Most investments, such as savings accounts, stock markets and some bonds, grow using compounded interest, which means accrued interest gains in value. How long an investment requires to reach a certain goal depends on the interest rate and the compounding period. If you know these variables, the compound interest formula allows you to calculate exactly how long is required to reach your goal.

1. Divide the future value of your investment, which is your investment goal, by the amount you originally invested. This gives you the overall growth factor. As an example, If you invested $10,000 and wanted it to grow to $20,000, you would divide $20,000 by $10,000 to get a growth factor of 2.

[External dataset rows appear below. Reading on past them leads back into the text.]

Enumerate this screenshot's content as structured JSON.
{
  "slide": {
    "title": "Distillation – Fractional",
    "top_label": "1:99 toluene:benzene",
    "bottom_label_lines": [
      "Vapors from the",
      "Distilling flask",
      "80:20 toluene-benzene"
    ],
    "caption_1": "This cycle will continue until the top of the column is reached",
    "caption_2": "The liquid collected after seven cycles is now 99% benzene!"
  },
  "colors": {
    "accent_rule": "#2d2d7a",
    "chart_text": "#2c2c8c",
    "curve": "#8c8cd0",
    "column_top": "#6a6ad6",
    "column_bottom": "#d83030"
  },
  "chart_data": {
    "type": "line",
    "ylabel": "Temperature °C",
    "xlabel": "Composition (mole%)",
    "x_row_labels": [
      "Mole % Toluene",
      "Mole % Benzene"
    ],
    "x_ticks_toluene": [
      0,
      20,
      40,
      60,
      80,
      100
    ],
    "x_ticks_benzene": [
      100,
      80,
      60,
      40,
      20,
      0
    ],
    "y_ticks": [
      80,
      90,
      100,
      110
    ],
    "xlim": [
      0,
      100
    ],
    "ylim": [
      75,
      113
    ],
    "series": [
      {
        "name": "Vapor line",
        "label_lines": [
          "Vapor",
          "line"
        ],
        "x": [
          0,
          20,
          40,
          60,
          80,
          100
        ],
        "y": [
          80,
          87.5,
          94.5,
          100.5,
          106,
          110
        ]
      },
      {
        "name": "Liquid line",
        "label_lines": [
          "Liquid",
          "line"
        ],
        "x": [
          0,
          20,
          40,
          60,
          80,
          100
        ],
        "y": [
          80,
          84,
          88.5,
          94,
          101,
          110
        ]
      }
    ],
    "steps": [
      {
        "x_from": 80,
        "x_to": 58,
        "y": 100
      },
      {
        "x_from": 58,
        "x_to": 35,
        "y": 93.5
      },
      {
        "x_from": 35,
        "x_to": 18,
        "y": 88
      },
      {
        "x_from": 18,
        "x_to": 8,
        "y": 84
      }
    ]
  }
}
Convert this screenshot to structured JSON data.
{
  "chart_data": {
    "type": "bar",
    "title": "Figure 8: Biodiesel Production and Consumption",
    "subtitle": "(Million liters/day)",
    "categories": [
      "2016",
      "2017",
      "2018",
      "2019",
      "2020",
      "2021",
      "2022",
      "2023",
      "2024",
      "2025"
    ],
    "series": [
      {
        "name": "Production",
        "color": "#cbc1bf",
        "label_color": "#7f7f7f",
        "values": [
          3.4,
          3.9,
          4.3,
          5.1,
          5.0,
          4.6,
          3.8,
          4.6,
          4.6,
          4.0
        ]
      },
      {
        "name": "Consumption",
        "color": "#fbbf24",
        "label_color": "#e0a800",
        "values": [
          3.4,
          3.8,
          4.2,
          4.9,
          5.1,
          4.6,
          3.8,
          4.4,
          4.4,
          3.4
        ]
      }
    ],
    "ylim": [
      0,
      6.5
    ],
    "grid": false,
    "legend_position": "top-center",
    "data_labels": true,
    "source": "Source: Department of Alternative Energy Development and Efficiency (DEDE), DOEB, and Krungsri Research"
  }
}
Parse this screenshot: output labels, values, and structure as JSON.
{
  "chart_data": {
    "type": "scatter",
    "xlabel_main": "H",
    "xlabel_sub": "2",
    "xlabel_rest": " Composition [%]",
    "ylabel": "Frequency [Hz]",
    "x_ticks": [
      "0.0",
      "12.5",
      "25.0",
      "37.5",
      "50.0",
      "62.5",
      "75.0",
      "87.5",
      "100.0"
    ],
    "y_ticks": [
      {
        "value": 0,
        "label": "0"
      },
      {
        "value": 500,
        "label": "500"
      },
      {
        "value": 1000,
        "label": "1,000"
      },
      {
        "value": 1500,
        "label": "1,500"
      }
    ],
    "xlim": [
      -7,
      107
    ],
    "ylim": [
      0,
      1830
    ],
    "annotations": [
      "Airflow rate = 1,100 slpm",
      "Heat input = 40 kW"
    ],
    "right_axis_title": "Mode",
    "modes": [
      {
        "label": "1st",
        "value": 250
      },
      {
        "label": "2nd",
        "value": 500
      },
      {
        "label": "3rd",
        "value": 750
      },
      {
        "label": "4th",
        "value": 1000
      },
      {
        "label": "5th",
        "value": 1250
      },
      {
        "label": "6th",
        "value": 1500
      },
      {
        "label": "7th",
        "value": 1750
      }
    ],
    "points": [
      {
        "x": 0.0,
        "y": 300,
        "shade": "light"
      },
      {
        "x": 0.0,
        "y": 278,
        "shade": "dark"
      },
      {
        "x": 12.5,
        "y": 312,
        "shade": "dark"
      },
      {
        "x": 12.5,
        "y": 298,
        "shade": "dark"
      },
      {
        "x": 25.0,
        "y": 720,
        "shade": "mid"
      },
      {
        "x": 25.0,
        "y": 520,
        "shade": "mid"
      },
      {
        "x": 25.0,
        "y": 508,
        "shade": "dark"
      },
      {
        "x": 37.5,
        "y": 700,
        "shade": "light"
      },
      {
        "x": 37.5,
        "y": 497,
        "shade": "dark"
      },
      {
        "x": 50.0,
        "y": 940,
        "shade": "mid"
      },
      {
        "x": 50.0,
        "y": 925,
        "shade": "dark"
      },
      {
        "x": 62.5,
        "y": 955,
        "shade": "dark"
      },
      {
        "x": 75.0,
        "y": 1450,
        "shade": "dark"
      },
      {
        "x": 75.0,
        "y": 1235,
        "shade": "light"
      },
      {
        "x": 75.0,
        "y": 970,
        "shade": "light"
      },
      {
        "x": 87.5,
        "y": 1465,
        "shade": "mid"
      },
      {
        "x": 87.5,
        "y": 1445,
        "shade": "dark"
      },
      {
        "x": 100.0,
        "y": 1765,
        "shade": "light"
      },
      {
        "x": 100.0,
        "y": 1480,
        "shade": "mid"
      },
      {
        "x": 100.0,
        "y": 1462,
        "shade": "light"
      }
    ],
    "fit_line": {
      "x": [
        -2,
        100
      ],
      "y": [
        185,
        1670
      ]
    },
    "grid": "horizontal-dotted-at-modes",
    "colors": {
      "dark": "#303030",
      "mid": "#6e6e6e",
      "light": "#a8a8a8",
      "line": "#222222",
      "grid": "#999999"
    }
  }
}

2. Take the natural log of this number. On a business or scientific calculator, enter the number and press the "ln" key. In the example, this gives you 0.693147.

3. Take the natural log of 1 plus the periodic interest rate. The periodic interest rate is simply the annual interest rate divided by the number of periods in a year. In the example, if your investment offered 8 percent interest, compounded monthly, you would divide 0.08 by 12 to get a monthly compounded interest rate of 0.0066667. Therefore, you would take the natural log of 1.0066667 to get 0.0066445.

4. Divide this number into the growth factor's natural log to calculate the number of periods to reach your goal. In the example, this gives you 104.32 periods, or 8.69 years.